Clearly the choice to ain for quality to the quantity. Of the ten reigning champions, there are three Bulgarian: Asenova (48), Petrova (54) e Eliseva, born in 1981, climb into the light weight, whereas the Russian Habramova drops from 60 kg to 57. The Russian Magomedov (+ 81) was confirmed, absent the Saveleva (34 years) who did not take part in the National Championships held in Ulan Ude, in March. The Russian coaches have chosen the reigning champions, including two boxers of 1999, Takawira (81) – 2017 European Youth gold – and Dynnik (64), who won bronze in the same edition.

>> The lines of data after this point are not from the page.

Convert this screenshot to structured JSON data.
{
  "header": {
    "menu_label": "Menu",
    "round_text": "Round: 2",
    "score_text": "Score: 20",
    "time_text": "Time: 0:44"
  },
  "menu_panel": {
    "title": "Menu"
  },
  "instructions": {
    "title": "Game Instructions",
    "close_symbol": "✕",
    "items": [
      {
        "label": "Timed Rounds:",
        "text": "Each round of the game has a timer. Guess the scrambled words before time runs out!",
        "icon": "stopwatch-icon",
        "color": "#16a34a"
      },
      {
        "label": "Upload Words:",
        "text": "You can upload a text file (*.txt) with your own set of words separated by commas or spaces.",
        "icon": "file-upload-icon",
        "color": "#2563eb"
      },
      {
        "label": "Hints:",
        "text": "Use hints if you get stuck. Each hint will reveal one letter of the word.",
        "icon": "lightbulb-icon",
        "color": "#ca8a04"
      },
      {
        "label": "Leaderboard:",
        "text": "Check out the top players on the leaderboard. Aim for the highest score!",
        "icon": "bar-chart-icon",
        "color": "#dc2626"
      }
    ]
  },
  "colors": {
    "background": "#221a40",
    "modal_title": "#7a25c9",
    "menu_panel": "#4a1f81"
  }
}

There are a few veterans, led by the Romanian Steluta Duta (48), born in 1982, present since 2005 (3 gold and 3 bronze) to her eighth presence. Present, the Dutch Fontjn (31 years), silver in 2011 and gold in 2014, and the Denmark’s Rasmussen (37 years), two sons and much passion for this sport. On all, the Finnish Potkonen, the oldest, born in 1980, reigning silver (48), promoted in Rio Olympic Games in 60 kg, where she got the bronze. A true wonder.
On the other side, eight athletes are under 19 years. The youngest of all is the French D’Almeida (48), born on 20 November 1999, a little older the Georgian Khunjua, the Spanish Gonzales, the Bulgarian Mehmedova (60), the Hungarian Nagy, the Croatian Novak, the Serbian Zekic and the other Hungarian Juhasz still 18 years old, nearly 20 years younger than the veterans.